El solomillo de cerdo es un comodín en la cocina. Si es blanco, en lugar de ibérico, tiende a quedar algo seco, pero gracias al vino de Jerez, logramos ablandarlo y obtener una salsa llena de sabor. También influyen el tiempo y la temperatura del cocinado. Todo ello te lo explicamos con detalle y con varios consejos prácticos, antes de que pases a ver nuestra vídeoreceta con el paso a paso.
Curiosidades sobre el solomillo
A pesar de la fama de “carne grasa” que tiene el cerdo, el solomillo es uno de los cortes con menos grasa del animal. Y, por eso, tratado de la forma adecuada, puede resultar de lo más tierno y jugoso.
No hay que confundirlo con el lomo, que es una pieza más grande, más firme y más magra aún. El solomillo es una pieza pequeña, cilíndrica, situada en la parte interna del lomo que viene recubierta de pequeños trozos de grasa que se recomienda limpiar un poco.
En cada animal hay dos solomillos; se recomienda cocinarlos dejando ligeramente rosado el interior, y es un corte muy apropiado para preparar con diferentes salsas. Otras dos maneras recomendadas para cocinarlo son en el horno o a la parrilla, aunque salteado en dados con verduras también resulta delicioso.
Diferencias entre solomillo de cerdo blanco y solomillo de cerdo ibérico
Se trata de la misma pieza del cerdo, pero de animales de razas distintas, y eso hace que presenten algunas diferencias.
- El color del solomillo de cerdo blanco es rosado claro y la textura es uniforme, mientras que el solomillo de cerdo ibérico tiene un color más rojizo y vetas de grasa.
- El cerdo blanco es muy magro y más seco, pero la grasa del ibérico hace que la carne sea más jugosa y con más sabor.
- El solomillo de cerdo blanco se cocina en menos tiempo y, si te pasas, se queda seco enseguida, mientras que el ibérico es más tolerante al calor por su grasa infiltrada.
- El cerdo blanco tiene un precio menor que el ibérico. La diferencia de precio refleja la crianza, el tiempo de engorde y el alimento; las bellotas son más caras que los piensos.
- Los dos son igual de válidos y de ricos, pero se recomienda el blanco para cocinar en salsas potentes, salteado, relleno y al horno, y el ibérico para hacerlo a la plancha o a la brasa y disfrutar más del sabor y de la jugosidad de la carne.
Consejos para preparar solomillo de cerdo al Jerez
Para esta receta necesitamos pocos ingredientes, porque, además del solomillo de cerdo, tan solo lleva ajo, cebolleta, vino de Jerez, aceite de oliva, sal y pimienta. Si sigues nuestro paso a paso y los siguientes consejos, tendrás un platazo en tan solo 30 minutos.
- Corta el solomillo en medallones no muy pequeños; incluso podrías hacer la pieza entera.
- Sella la carne en aceite hasta dorar por fuera. Esto ayudará a que los jugos se retengan dentro y a que la carne no se deshaga.
- Después, haz un sofrito con ajo y cebolleta picados para aportar un sabor más intenso al plato final.
- Incorpora nuevamente el solomillo, añade el vino y sube la potencia del fuego.
- Utilizamos fino o manzanilla, pero si eres amante del oloroso o el amontillado, también sirven. Eso sí, el sabor es más potente y profundo.
- Hay que dejar reducir convenientemente el Jerez para que se evapore el alcohol y la esencia del vino se mezcle con los jugos de la carne.
- La salsa tiene que espesar y quedar brillante; hay quien añade un pelín de mantequilla al final para conseguirlo.
- Se salpimienta al principio la carne, pero se recomienda ajustar al final porque el vino ya aporta bastante potencia de sabor.
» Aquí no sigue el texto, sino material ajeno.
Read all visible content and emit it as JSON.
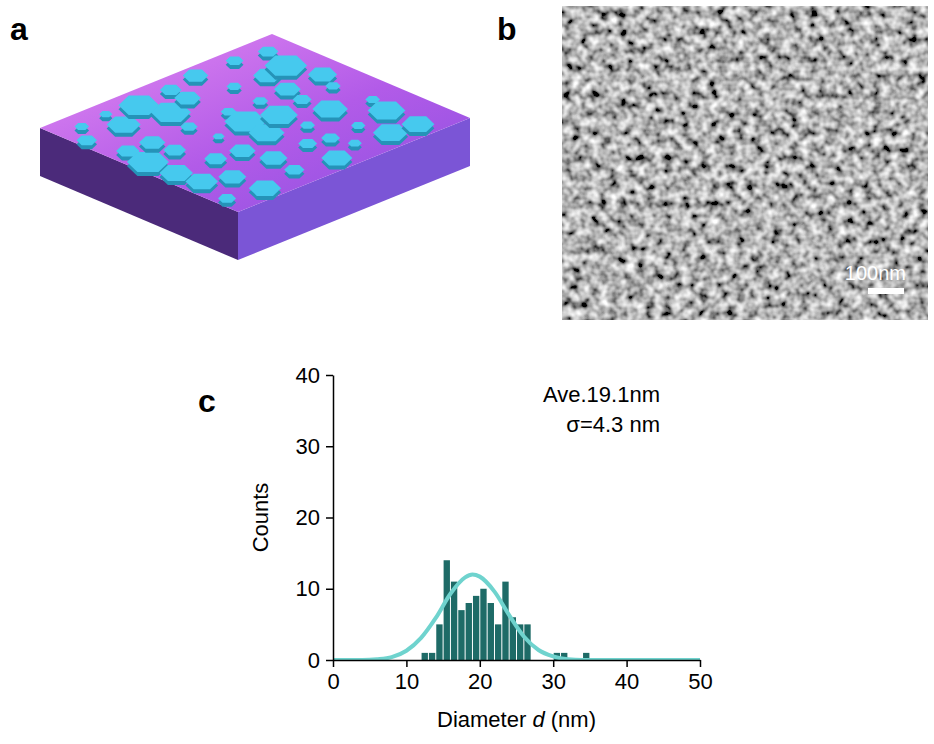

- Para que los sabores y los jugos del solomillo se asienten, si usas la pieza entera, deja reposar un par de minutos antes de cortarlo en medallones.
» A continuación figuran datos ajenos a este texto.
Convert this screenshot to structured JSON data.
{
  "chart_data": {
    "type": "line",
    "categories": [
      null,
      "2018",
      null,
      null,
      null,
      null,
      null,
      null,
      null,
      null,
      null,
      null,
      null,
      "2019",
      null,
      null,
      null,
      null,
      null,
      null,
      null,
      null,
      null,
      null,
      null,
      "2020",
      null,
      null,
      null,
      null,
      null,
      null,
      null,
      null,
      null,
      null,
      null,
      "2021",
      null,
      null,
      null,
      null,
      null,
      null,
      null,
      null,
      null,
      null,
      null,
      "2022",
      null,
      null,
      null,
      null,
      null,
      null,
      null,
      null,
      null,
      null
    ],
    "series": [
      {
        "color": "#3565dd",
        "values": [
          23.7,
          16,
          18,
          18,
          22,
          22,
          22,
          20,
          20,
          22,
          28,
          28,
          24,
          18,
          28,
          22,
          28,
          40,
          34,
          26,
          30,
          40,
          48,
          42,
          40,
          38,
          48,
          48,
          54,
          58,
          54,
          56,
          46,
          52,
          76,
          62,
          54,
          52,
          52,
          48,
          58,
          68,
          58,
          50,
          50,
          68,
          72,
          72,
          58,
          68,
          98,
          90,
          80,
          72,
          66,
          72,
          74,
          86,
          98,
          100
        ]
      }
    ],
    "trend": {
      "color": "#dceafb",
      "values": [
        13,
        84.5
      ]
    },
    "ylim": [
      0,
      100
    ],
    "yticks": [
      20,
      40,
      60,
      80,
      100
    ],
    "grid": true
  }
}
- Chefs como Gordon Ramsay recomiendan que, al ser el solomillo una carne muy magra, el mayor error es pasarlo de punto, y por eso hay que sellarlo por fuera dejándolo rosado en el interior.
- Los mejores acompañamientos para este plato son unas patatas panadera, un puré de patata cremoso, unas verduras salteadas o manzana confitada o en compota.
- Este plato está mejor recién hecho, pero convenientemente tapado, aguanta 3-4 días en la nevera.
- El solomillo cocinado en salsa suele congelar muy bien porque la salsa protege la carne y evita que se reseque. Deja que se enfríe del todo, guarda en un recipiente hermético, congela y podrás tomarlo hasta 2-3 meses después.